Parish — who has emerged as the de facto spokesman of the Premier League clubs outside the established ‘Big Six’ since Palace’s promotion in 2013 — is concerned that the effect of the new regulations will be to effectively smother the ambitions of clubs of Palace’s standing.
“With these new rules, selling is going to become a massive thing,” he adds. “Football should be worried that these clubs — Brentford, Brighton, Bournemouth, Fulham, plus Leeds and Nottingham Forest, probably the most aspirational clubs in the country — think something isn’t good for football.
“I predict that the people who moaned about PSR… you wait until you hear the moaning against this. You won’t be able to invest the money up front that you used to be able to.
“If there’s one spin on these new rules, it’s designed to encourage people to invest to increase their turnover. I don’t think that’s fair because not all clubs can. We’re lucky we’re in London. If we build a bigger stadium with more hospitality, we’ll likely sell it out. That isn’t the case for every other club.”
The redevelopment of Selhurst Park
It is eight years since Palace were first granted planning permission in principle by Croydon Council to redevelop their stadium, rebuilding the now-100-year-old Main Stand, and it was due to be completed by 2021.
Preliminary work commenced last summer, but Parish says supporters will see more visible work commencing in the new year.

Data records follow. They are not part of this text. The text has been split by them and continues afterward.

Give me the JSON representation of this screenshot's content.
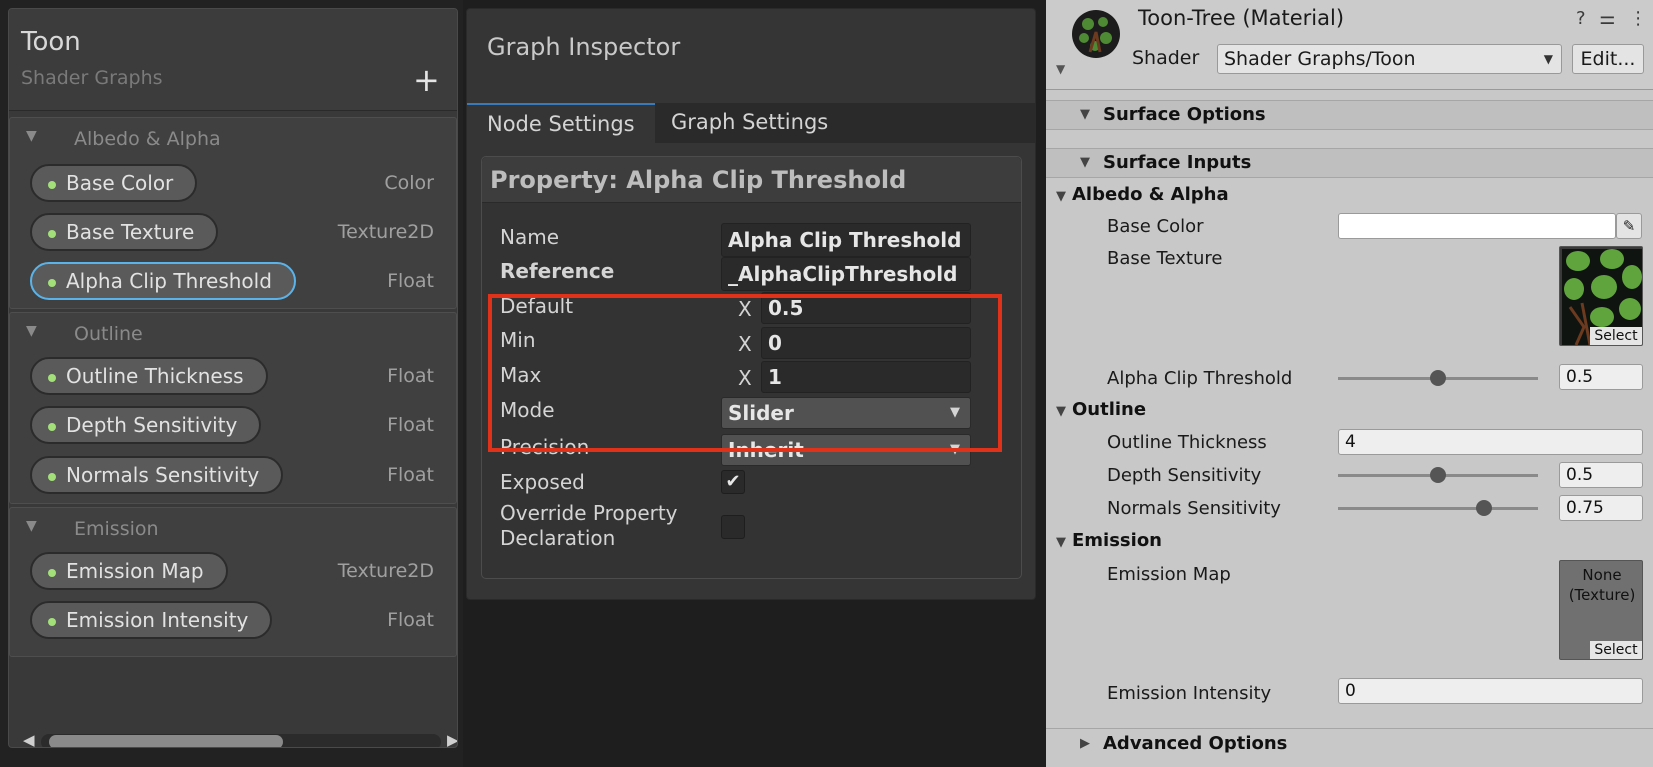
{
  "blackboard": {
    "title": "Toon",
    "subtitle": "Shader Graphs",
    "add_icon": "+",
    "categories": [
      {
        "name": "Albedo & Alpha",
        "properties": [
          {
            "label": "Base Color",
            "type": "Color"
          },
          {
            "label": "Base Texture",
            "type": "Texture2D"
          },
          {
            "label": "Alpha Clip Threshold",
            "type": "Float",
            "selected": true
          }
        ]
      },
      {
        "name": "Outline",
        "properties": [
          {
            "label": "Outline Thickness",
            "type": "Float"
          },
          {
            "label": "Depth Sensitivity",
            "type": "Float"
          },
          {
            "label": "Normals Sensitivity",
            "type": "Float"
          }
        ]
      },
      {
        "name": "Emission",
        "properties": [
          {
            "label": "Emission Map",
            "type": "Texture2D"
          },
          {
            "label": "Emission Intensity",
            "type": "Float"
          }
        ]
      }
    ],
    "scroll_left": "◀",
    "scroll_right": "▶"
  },
  "graph_inspector": {
    "title": "Graph Inspector",
    "tabs": [
      "Node Settings",
      "Graph Settings"
    ],
    "active_tab": "Node Settings",
    "property_title": "Property: Alpha Clip Threshold",
    "fields": {
      "name_label": "Name",
      "name_value": "Alpha Clip Threshold",
      "reference_label": "Reference",
      "reference_value": "_AlphaClipThreshold",
      "default_label": "Default",
      "default_value": "0.5",
      "min_label": "Min",
      "min_value": "0",
      "max_label": "Max",
      "max_value": "1",
      "axis_label": "X",
      "mode_label": "Mode",
      "mode_value": "Slider",
      "precision_label": "Precision",
      "precision_value": "Inherit",
      "exposed_label": "Exposed",
      "exposed_checked": true,
      "override_label_1": "Override Property",
      "override_label_2": "Declaration",
      "override_checked": false
    },
    "highlight_color": "#e0321a"
  },
  "material_inspector": {
    "name": "Toon-Tree (Material)",
    "header_icons": "? ⚌ ⋮",
    "shader_label": "Shader",
    "shader_value": "Shader Graphs/Toon",
    "edit_button": "Edit...",
    "section_surface_options": "Surface Options",
    "section_surface_inputs": "Surface Inputs",
    "section_advanced": "Advanced Options",
    "groups": {
      "albedo": "Albedo & Alpha",
      "outline": "Outline",
      "emission": "Emission"
    },
    "props": {
      "base_color_label": "Base Color",
      "base_texture_label": "Base Texture",
      "alpha_clip_label": "Alpha Clip Threshold",
      "alpha_clip_value": "0.5",
      "alpha_clip_slider": 0.5,
      "outline_thickness_label": "Outline Thickness",
      "outline_thickness_value": "4",
      "depth_label": "Depth Sensitivity",
      "depth_value": "0.5",
      "depth_slider": 0.5,
      "normals_label": "Normals Sensitivity",
      "normals_value": "0.75",
      "normals_slider": 0.75,
      "emission_map_label": "Emission Map",
      "emission_map_none_1": "None",
      "emission_map_none_2": "(Texture)",
      "emission_intensity_label": "Emission Intensity",
      "emission_intensity_value": "0",
      "select_label": "Select"
    },
    "base_color_swatch": "#ffffff"
  }
}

“It’s no secret that not everyone wanted to do it, so we had some funding issues,” Parish said, in reference to Textor. “Then the costs got out of control and now we have managed to get them back under control. We had massive inflation in the market.

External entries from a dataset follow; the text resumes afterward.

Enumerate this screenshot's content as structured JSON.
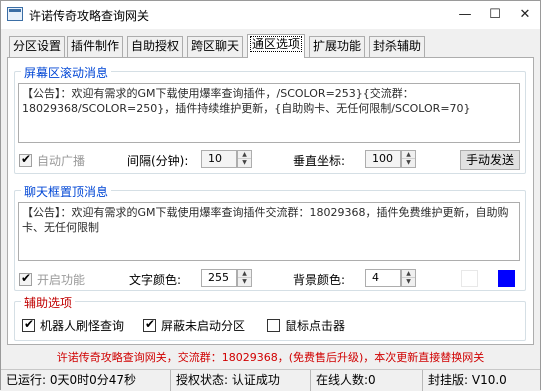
{
  "window": {
    "title": "许诺传奇攻略查询网关",
    "controls": {
      "minimize": "—",
      "maximize": "☐",
      "close": "✕"
    }
  },
  "tabs": [
    {
      "label": "分区设置"
    },
    {
      "label": "插件制作"
    },
    {
      "label": "自助授权"
    },
    {
      "label": "跨区聊天"
    },
    {
      "label": "通区选项",
      "active": true
    },
    {
      "label": "扩展功能"
    },
    {
      "label": "封杀辅助"
    }
  ],
  "screen_scroll": {
    "title": "屏幕区滚动消息",
    "message": "【公告】：欢迎有需求的GM下载使用爆率查询插件，/SCOLOR=253}{交流群：18029368/SCOLOR=250}，插件持续维护更新，{自助购卡、无任何限制/SCOLOR=70}",
    "auto_broadcast": {
      "label": "自动广播",
      "checked": true,
      "enabled": false
    },
    "interval_label": "间隔(分钟):",
    "interval_value": "10",
    "vertical_label": "垂直坐标:",
    "vertical_value": "100",
    "manual_send": "手动发送"
  },
  "chat_top": {
    "title": "聊天框置顶消息",
    "message": "【公告】：欢迎有需求的GM下载使用爆率查询插件交流群：18029368，插件免费维护更新，自助购卡、无任何限制",
    "enable": {
      "label": "开启功能",
      "checked": true,
      "enabled": false
    },
    "text_color_label": "文字颜色:",
    "text_color_value": "255",
    "bg_color_label": "背景颜色:",
    "bg_color_value": "4",
    "text_swatch_color": "#ffffff",
    "bg_swatch_color": "#0000ff"
  },
  "aux": {
    "title": "辅助选项",
    "options": [
      {
        "label": "机器人刷怪查询",
        "checked": true
      },
      {
        "label": "屏蔽未启动分区",
        "checked": true
      },
      {
        "label": "鼠标点击器",
        "checked": false
      }
    ]
  },
  "footer": "许诺传奇攻略查询网关，交流群：18029368，(免费售后升级)，本次更新直接替换网关",
  "status": {
    "uptime": "已运行: 0天0时0分47秒",
    "auth": "授权状态: 认证成功",
    "online": "在线人数:0",
    "version": "封挂版: V10.0"
  },
  "colors": {
    "group_title": "#0046d5",
    "aux_title": "#c00000",
    "footer": "#d00000"
  }
}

“We’re trying to develop all areas of the club. We’re not a sovereign state; this is people’s money. It has to make some kind of rational sense to do it. If you look at the round of what we’re achieving as a club, facilities, the stadium will start in January, with people seeing holes dug in the ground, it is a lot.
Selhurst Park is due an upgrade (Richard Pelham/Getty Images)

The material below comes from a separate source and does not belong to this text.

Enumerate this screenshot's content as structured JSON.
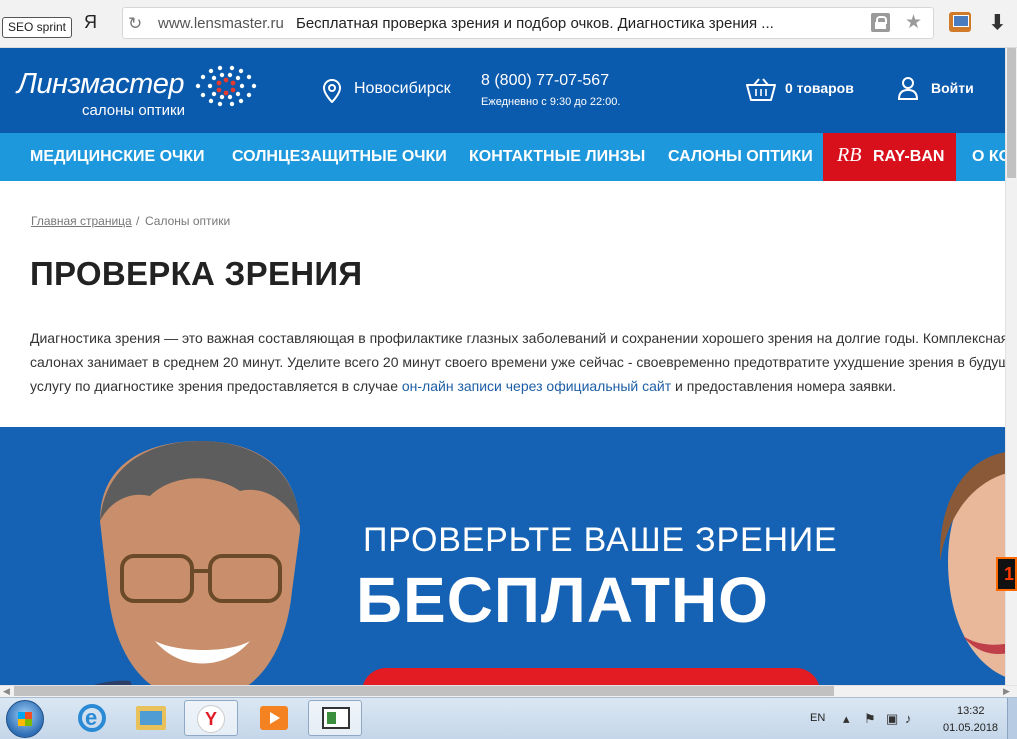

“If anyone thinks we should just do one or the other (invest in either the squad or the infrastructure), they are wrong. We need to develop all elements of the club and be a destination for players, not somewhere some players see as a stepping stone.”
In that waiting period, the academy building has been transformed into a world-class facility also used by the first team, and their newly built final phase encompasses a hydrotherapy centre, which will boast a hyperbaric oxygen therapy and hypoxia chamber to enhance recovery by replicating high altitude and low oxygen environments respectively.
Parish’s own future
It would be easy to suggest that Parish wants his legacy to be the redeveloped stadium, but while that remains his ambition, he wants to stress that his work at Palace is not about him.
“The first job I had when I came in, and it still exists, is to make sure this club is here for as long as possible, providing joy for everyone in the community,” he says.
“I’m 60 years old. I love the club. I’m the same as Oliver; I don’t want to be here treading water. We have to be going somewhere.
“I’m happy doing it. We have the right group of people around us to do it. I’m not going to do it forever. At some point, we’ll have to think about what that looks like. I’ve always said I want to build a stand and leave the club on really solid ground. Feeling like it’s a Premier League club forever, challenging for Europe.
Parish shows off the FA Cup Palace won in May (Shaun Botterill/Getty Images)
“Some days the pressure is…” He trails off. “Football never leaves you; it’s always on. But the good times outweigh the bad times.”
Among the other Palace-related memorabilia in his office is a framed squad photo from a 1-0 win at Newcastle United in April 2019, which took them to 39 points and effectively guaranteed Premier League survival. A shield from winning the Premier League Asia Trophy in 2017 sits there, too.
He will never lose sight of those achievements, but now the club’s sights are set higher — much higher.